Forecasters say storms will drop rain, snow, and then more rain on millions in the western U.S. in coming days, bringing a slushy start to December.
When the wet season comes to the Pacific Northwest, AccuWeather meteorologist Kevin Coskren said, "sometimes it just doesn't go away," he said, referring to days of rain forecast in Seattle in the next week.
Seattle, Tacoma and Olympia, Washington, will be under flood watches starting Sunday morning, as the region braced for heavy rain and snow, damaging wind gusts and extensive river flooding, the National Weather Service said.
The East Coast will also have a wet weekend, the National Weather Service said Saturday, with around 10 states, from Maryland to Maine, expected to get rain. Residents along the Gulf Coast were also bracing for severe thunderstorms this week, which could bring up to four inches of rain.
On Saturday morning, storms had already knocked out power in portions of Seattle, the National Weather Service said on X, formerly Twitter.
Winter storm warnings were issued around Salt Lake City Saturday morning, ahead of expected widespread snowstorms Saturday afternoon and Sunday morning.
In Colorado, Idaho, Utah and Wyoming, up to three feet of snow could fall in some areas in the coming days, causing serious transportation disruptions, the National Weather Service said Saturday.
What is an atmospheric river? They bring near-constant rain to the western U.S.
Atmospheric river brings rain, snow
This week's intense rainfall in the West is the result of an atmospheric river, a flow of moisture from the Pacific Ocean that delivers near constant rain to the U.S.'s western coast.
Made visible by clouds, ribbons of water vapor extend thousands of miles from the tropics to California, Oregon and Washington. At 250 to 375 miles wide, they provide the fuel for massive rain and snowstorms.
In general, atmospheric rivers pick up water vapor from the warm, moist air of tropical regions and then drop the water over land in cooler regions as rain or snow.
Month's worth of rain in Pacific northwest
By the middle of next week, Portland could get nearly six inches of rain, representing the city's typical totals for the month of December, according to AccuWeather. The National Weather Service predicts as many as 10 inches of rain could drop on the Oregon coast in the coming days.
"These are going to be some soakers," Coskren said, describing the atmospheric river as "open for business."

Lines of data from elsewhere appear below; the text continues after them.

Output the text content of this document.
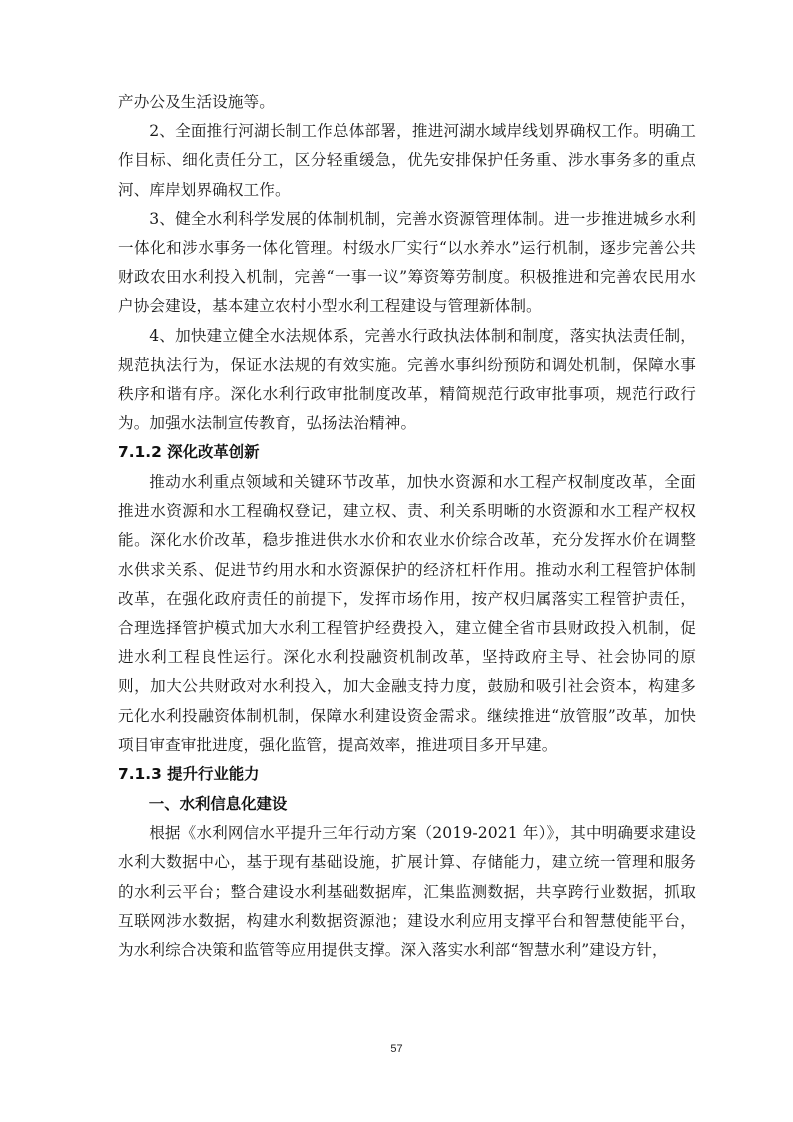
产办公及生活设施等。

2、全面推行河湖长制工作总体部署，推进河湖水域岸线划界确权工作。明确工作目标、细化责任分工，区分轻重缓急，优先安排保护任务重、涉水事务多的重点河、库岸划界确权工作。

3、健全水利科学发展的体制机制，完善水资源管理体制。进一步推进城乡水利一体化和涉水事务一体化管理。村级水厂实行“以水养水”运行机制，逐步完善公共财政农田水利投入机制，完善“一事一议”筹资筹劳制度。积极推进和完善农民用水户协会建设，基本建立农村小型水利工程建设与管理新体制。

4、加快建立健全水法规体系，完善水行政执法体制和制度，落实执法责任制，规范执法行为，保证水法规的有效实施。完善水事纠纷预防和调处机制，保障水事秩序和谐有序。深化水利行政审批制度改革，精简规范行政审批事项，规范行政行为。加强水法制宣传教育，弘扬法治精神。

7.1.2 深化改革创新

推动水利重点领域和关键环节改革，加快水资源和水工程产权制度改革，全面推进水资源和水工程确权登记，建立权、责、利关系明晰的水资源和水工程产权权能。深化水价改革，稳步推进供水水价和农业水价综合改革，充分发挥水价在调整水供求关系、促进节约用水和水资源保护的经济杠杆作用。推动水利工程管护体制改革，在强化政府责任的前提下，发挥市场作用，按产权归属落实工程管护责任，合理选择管护模式加大水利工程管护经费投入，建立健全省市县财政投入机制，促进水利工程良性运行。深化水利投融资机制改革，坚持政府主导、社会协同的原则，加大公共财政对水利投入，加大金融支持力度，鼓励和吸引社会资本，构建多元化水利投融资体制机制，保障水利建设资金需求。继续推进“放管服”改革，加快项目审查审批进度，强化监管，提高效率，推进项目多开早建。

7.1.3 提升行业能力
一、水利信息化建设

根据《水利网信水平提升三年行动方案（2019-2021 年）》，其中明确要求建设水利大数据中心，基于现有基础设施，扩展计算、存储能力，建立统一管理和服务的水利云平台；整合建设水利基础数据库，汇集监测数据，共享跨行业数据，抓取互联网涉水数据，构建水利数据资源池；建设水利应用支撑平台和智慧使能平台，为水利综合决策和监管等应用提供支撑。深入落实水利部“智慧水利”建设方针，

57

Runoff from snowmelt combined with heavy rain on Sunday and Monday will add to flood risks, the National Weather Service in Portland said, with low-lying areas and urban areas with poor drainage being particularly at risk of pooling water.
Heavy winds could reach 40 mph in Portland, the National Weather Service said Friday, reducing visibility for motorists.
Snow could make travel impossible in the Rockies
Residents in the western U.S. were bracing for a second round of snow Saturday, after snow storms swept through the region Friday, reducing visibility on the roads, the National Weather Service in Boise said.
Mt. Saint Helens, Washington, already received nine inches of snow by Friday, and towns in Oregon, including Hood River, weren't far behind — with snowfall totaling six inches ahead of the weekend, AccuWeather reported.
Portions of the Rocky Mountains could receive as much as three feet of snow through Sunday, "likely causing hazardous to even impossible travel conditions," the National Weather Service said Saturday.
"Life-threatening travel conditions," will take shape across large swaths of Washington, Oregon and Idaho due to heavy snowfall, Coskren said.
Wet, wintry weather in the northeast
On Sunday, the I-95 corridor could get soaked with rain and farther north in New England, rain will turn to snow Sunday night, the National Weather Service forecasts.
The heaviest snow is expected in portions of New Hampshire, Vermont and Maine, with more than six inches likely on Sunday, the weather service said Saturday.
Gulf Coast thunderstorms
A low-pressure system combining with moisture from the Gulf of Mexico is expected to ignite thunderstorms from Louisiana to the Florida Panhandle over the next few days, according to the National Weather Service, bringing 1-4 inches of rain in some areas.
Damaging wind gusts and tornadoes are possible, the weather service says.